Experts say instead of pulling money out, retail investors should enter debt funds at this juncture. “We are close to the peak interest rate. Investors can gain from the high yield to maturity (YTM) prevailing across fund categories,” says Garg. High YTMs will translate into high accrual returns.

While interest rates are likely to stay elevated for some time, the rate cycle will turn eventually. “By investing with a three-four-year horizon, investors can reap the benefit of long-term capital gains (LTCG),” says Valia.

Those who invest for more than three years will also be taxed favourably: LTCG from debt funds (on units held for more than three years) is taxed at 20 per cent with indexation benefit.

Where should you invest?

Arnav Pandya, founder, Moneyeduschool, suggests that investors should select debt fund categories based on their goal and investment horizon. The investment horizon should be equal to or slightly less than the average maturity of the selected category.

Currently, the middle of the yield curve is most attractive. Says Sandeep Bagla, chief executive officer, TRUST Mutual Fund: “Those who have an investment horizon of three years or more should go for categories like corporate bond funds, banking and public sector undertaking funds, and short-duration funds.”

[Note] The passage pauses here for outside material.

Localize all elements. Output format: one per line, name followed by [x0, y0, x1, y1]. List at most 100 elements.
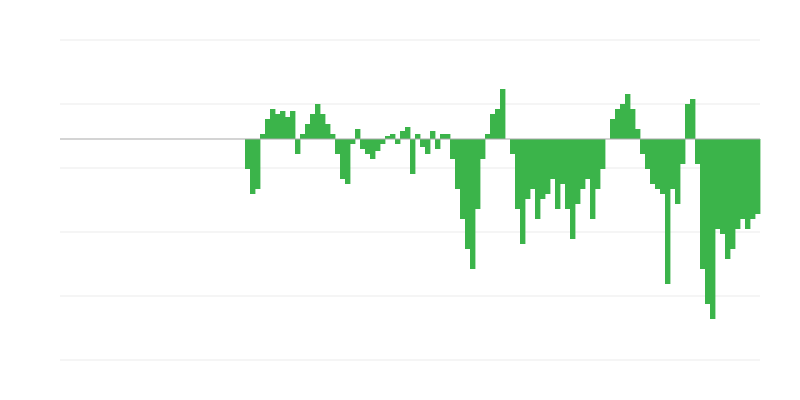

Garg is of the view that currently 75-80 per cent of an investor’s debt fund portfolio should be in the two-to-five-year bucket. “These categories should form an investor’s core allocation. The balance 25-30 per cent should be invested in categories that can limit downside risk, such as ultrashort duration funds and money market funds,” he says. He adds that at an opportune time, the 25-30 per cent can be switched to longer-duration funds to benefit from capital gains opportunities.

Those who have a 6-12-month horizon should also stick to categories like ultrashort duration and money market funds.

Mistakes to avoid

Fund managers say spreads are not attractive enough to warrant investing in AA- and A-rated papers. Besides credit, these papers also carry liquidity risk. “From the risk-reward perspective, it is prudent to stick to schemes that invest in the highest-quality papers, such as G-Secs, state development loans, and AAA corporate bonds,” he says.

Longer-duration funds may be avoided for now. “We are still in the final leg of volatility. Better points for entering into longer-duration categories will become available in the future,” says Garg.

Pandya suggests that investors who have a longer investment horizon should use target maturity funds of matching maturity.

The latest CPI-inflation figure has created some uncertainty. Says Pankaj Pathak, fund manager-fixed income, Quantum Mutual Fund: “But inflation has been coming down sequentially and disinflation is visible across many goods and services. So, we may possibly have seen the peak of this rate cycle already at 6.5 per cent.”

With most of the pain from rate hikes behind us, avoid pulling money out of debt funds. Pandya says investors should avoid panicking due to short-term movements in yields caused by inflation delivering negative surprises.